本地文件或 URL 端点如 HTTP:// 限制为 Textract 的单页文档。 多页文档必须存储在 S3 上。此示例文件为 jpeg 格式。
<!--IMPORTS:[{"imported": "AmazonTextractPDFLoader", "source": "langchain_community.document_loaders", "docs": "https://python.langchain.com/api_reference/community/document_loaders/langchain_community.document_loaders.pdf.AmazonTextractPDFLoader.html", "title": "Amazon Textract "}]-->
from langchain_community.document_loaders import AmazonTextractPDFLoader
loader = AmazonTextractPDFLoader("example_data/alejandro_rosalez_sample-small.jpeg")
documents = loader.load()
文件输出
documents
[Document(page_content='Patient Information First Name: ALEJANDRO Last Name: ROSALEZ Date of Birth: 10/10/1982 Sex: M Marital Status: MARRIED Email Address: Address: 123 ANY STREET City: ANYTOWN State: CA Zip Code: 12345 Phone: 646-555-0111 Emergency Contact 1: First Name: CARLOS Last Name: SALAZAR Phone: 212-555-0150 Relationship to Patient: BROTHER Emergency Contact 2: First Name: JANE Last Name: DOE Phone: 650-555-0123 Relationship FRIEND to Patient: Did you feel fever or feverish lately? Yes No Are you having shortness of breath? Yes No Do you have a cough?
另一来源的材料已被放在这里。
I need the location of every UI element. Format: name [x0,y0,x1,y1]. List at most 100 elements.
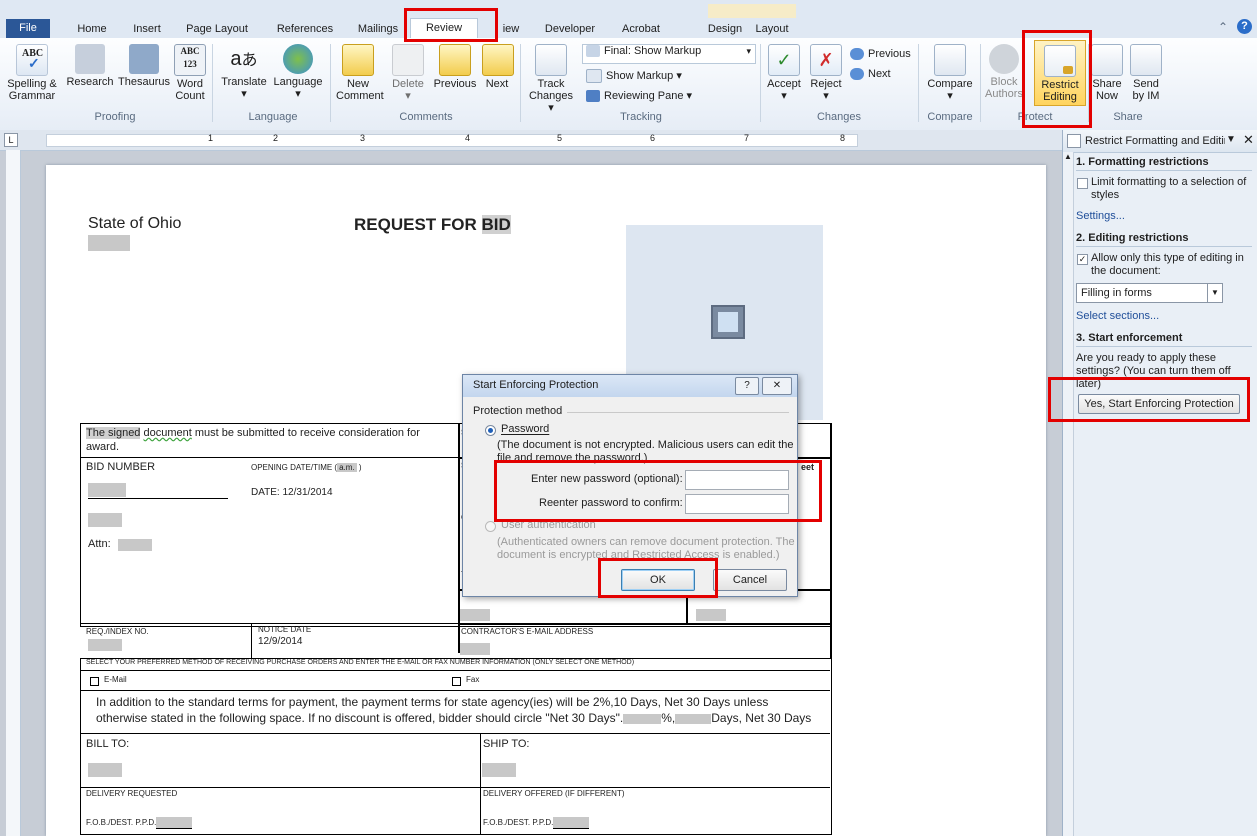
select-sections-link[interactable]: Select sections... [1076,310,1159,322]
password-radio[interactable] [485,425,496,436]
thesaurus-button[interactable]: Thesaurus [118,44,170,88]
signed-notice: The signed document must be submitted to… [86,427,420,439]
editing-type-select[interactable]: Filling in forms ▼ [1076,283,1223,303]
form-field[interactable] [482,763,516,777]
help-icon[interactable]: ? [1237,19,1252,34]
form-field[interactable] [88,235,130,251]
previous-change-button[interactable]: Previous [850,46,911,62]
reject-button[interactable]: ✗ Reject ▾ [806,44,846,102]
tab-acrobat[interactable]: Acrobat [612,20,670,38]
group-label-share: Share [1113,111,1143,123]
dialog-titlebar[interactable]: Start Enforcing Protection ? ✕ [463,375,797,397]
research-button[interactable]: Research [64,44,116,88]
show-markup-icon [586,69,602,84]
allow-editing-label: Allow only this type of editing in [1091,252,1244,264]
ruler-mark: 5 [557,133,563,143]
block-authors-button[interactable]: Block Authors [984,44,1024,100]
form-field[interactable] [118,539,152,551]
dialog-help-button[interactable]: ? [735,377,759,395]
reviewing-pane-icon [586,90,600,103]
track-changes-button[interactable]: Track Changes ▾ [526,44,576,114]
vertical-ruler[interactable] [6,150,21,836]
tab-developer[interactable]: Developer [538,20,602,38]
fax-label: Fax [466,675,480,684]
language-globe-icon [283,44,313,74]
word-count-button[interactable]: ABC 123 Word Count [172,44,208,102]
accept-button[interactable]: ✓ Accept ▾ [764,44,804,102]
table-tools-band [708,4,796,18]
pane-options-icon[interactable]: ▼ [1226,134,1236,145]
form-field[interactable] [460,643,490,655]
notice-date-label: NOTICE DATE [258,625,312,634]
divider [567,412,789,413]
delete-comment-icon [392,44,424,76]
reviewing-pane-button[interactable]: Reviewing Pane ▾ [586,88,692,104]
auth-description: (Authenticated owners can remove documen… [497,536,795,548]
tab-home[interactable]: Home [70,20,114,38]
translate-button[interactable]: aあ Translate ▾ [220,44,268,100]
delete-comment-button[interactable]: Delete ▾ [388,44,428,102]
tab-file[interactable]: File [6,19,50,38]
dialog-close-button[interactable]: ✕ [762,377,792,395]
settings-link[interactable]: Settings... [1076,210,1125,222]
language-button[interactable]: Language ▾ [270,44,326,100]
form-field[interactable] [88,483,126,497]
horizontal-ruler[interactable]: L 1 2 3 4 5 6 7 8 [0,130,1062,151]
next-comment-button[interactable]: Next [482,44,514,90]
minimize-ribbon-icon[interactable]: ⌃ [1218,20,1228,34]
user-authentication-radio[interactable] [485,521,496,532]
form-field[interactable] [460,609,490,621]
ruler-mark: 1 [208,133,214,143]
password-option-label[interactable]: Password [501,423,549,435]
spelling-grammar-button[interactable]: ABC ✓ Spelling & Grammar [4,44,60,102]
separator [918,44,919,122]
translate-icon: aあ [230,48,258,70]
form-field[interactable] [696,609,726,621]
pane-menu-icon[interactable] [1067,134,1081,148]
tab-references[interactable]: References [268,20,342,38]
limit-formatting-checkbox[interactable] [1077,178,1088,189]
tab-page-layout[interactable]: Page Layout [182,20,252,38]
allow-editing-checkbox[interactable]: ✓ [1077,254,1088,265]
pane-close-icon[interactable]: ✕ [1243,132,1254,148]
previous-comment-button[interactable]: Previous [430,44,480,90]
req-index-label: REQ./INDEX NO. [86,627,149,636]
display-for-review-select[interactable]: Final: Show Markup ▾ [582,44,756,64]
fob-right: F.O.B./DEST. P.P.D. [483,817,590,829]
separator [330,44,331,122]
show-markup-button[interactable]: Show Markup ▾ [586,68,682,84]
send-by-im-icon [1130,44,1162,76]
new-comment-button[interactable]: New Comment [336,44,384,102]
compare-button[interactable]: Compare ▾ [924,44,976,102]
document-title: REQUEST FOR BID [354,215,511,234]
tab-layout[interactable]: Layout [750,20,794,38]
restrict-formatting-pane[interactable]: Restrict Formatting and Editing ▼ ✕ ▲ 1.… [1062,130,1257,836]
group-label-tracking: Tracking [620,111,662,123]
tab-view[interactable]: iew [496,20,526,38]
form-field[interactable] [88,639,122,651]
ready-text: settings? (You can turn them off [1076,365,1231,377]
form-field[interactable] [88,513,122,527]
research-book-icon [75,44,105,74]
share-now-button[interactable]: Share Now [1090,44,1124,102]
email-checkbox[interactable] [90,677,99,686]
send-by-im-button[interactable]: Send by IM [1126,44,1166,102]
tab-mailings[interactable]: Mailings [352,20,404,38]
group-label-language: Language [248,111,298,123]
pane-scrollbar[interactable]: ▲ [1063,152,1074,836]
limit-formatting-label: styles [1091,189,1120,201]
cancel-button[interactable]: Cancel [713,569,787,591]
previous-arrow-icon [850,48,864,61]
tab-selector[interactable]: L [4,133,18,147]
notice-date-value: 12/9/2014 [258,636,303,647]
form-field[interactable] [88,763,122,777]
ruler-mark: 7 [744,133,750,143]
password-description: (The document is not encrypted. Maliciou… [497,439,794,451]
group-label-comments: Comments [399,111,453,123]
tab-insert[interactable]: Insert [124,20,170,38]
next-change-button[interactable]: Next [850,66,891,82]
tab-design[interactable]: Design [700,20,750,38]
highlight-start-enforcing [1048,377,1250,422]
opening-date-label: OPENING DATE/TIME (a.m. ) [251,463,362,472]
fax-checkbox[interactable] [452,677,461,686]
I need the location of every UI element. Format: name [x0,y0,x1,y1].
Yes No Did you experience loss of taste or smell? Yes No Where you in contact with any confirmed COVID-19 positive patients? Yes No Did you travel in the past 14 days to any regions affected by COVID-19? Yes No Patient Information First Name: ALEJANDRO Last Name: ROSALEZ Date of Birth: 10/10/1982 Sex: M Marital Status: MARRIED Email Address: Address: 123 ANY STREET City: ANYTOWN State: CA Zip Code: 12345 Phone: 646-555-0111 Emergency Contact 1: First Name: CARLOS Last Name: SALAZAR Phone: 212-555-0150 Relationship to Patient: BROTHER Emergency Contact 2: First Name: JANE Last Name: DOE Phone: 650-555-0123 Relationship FRIEND to Patient: Did you feel fever or feverish lately? Yes No Are you having shortness of breath? Yes No Do you have a cough? Yes No Did you experience loss of taste or smell? Yes No Where you in contact with any confirmed COVID-19 positive patients? Yes No Did you travel in the past 14 days to any regions affected by COVID-19? Yes No ', metadata={'source': 'example_data/alejandro_rosalez_sample-small.jpeg', 'page': 1})]
示例 2
下一个示例从 HTTPS 端点加载文件。 它必须是单页的,因为 Amazon Textract 要求所有多页文档存储在 S3 上。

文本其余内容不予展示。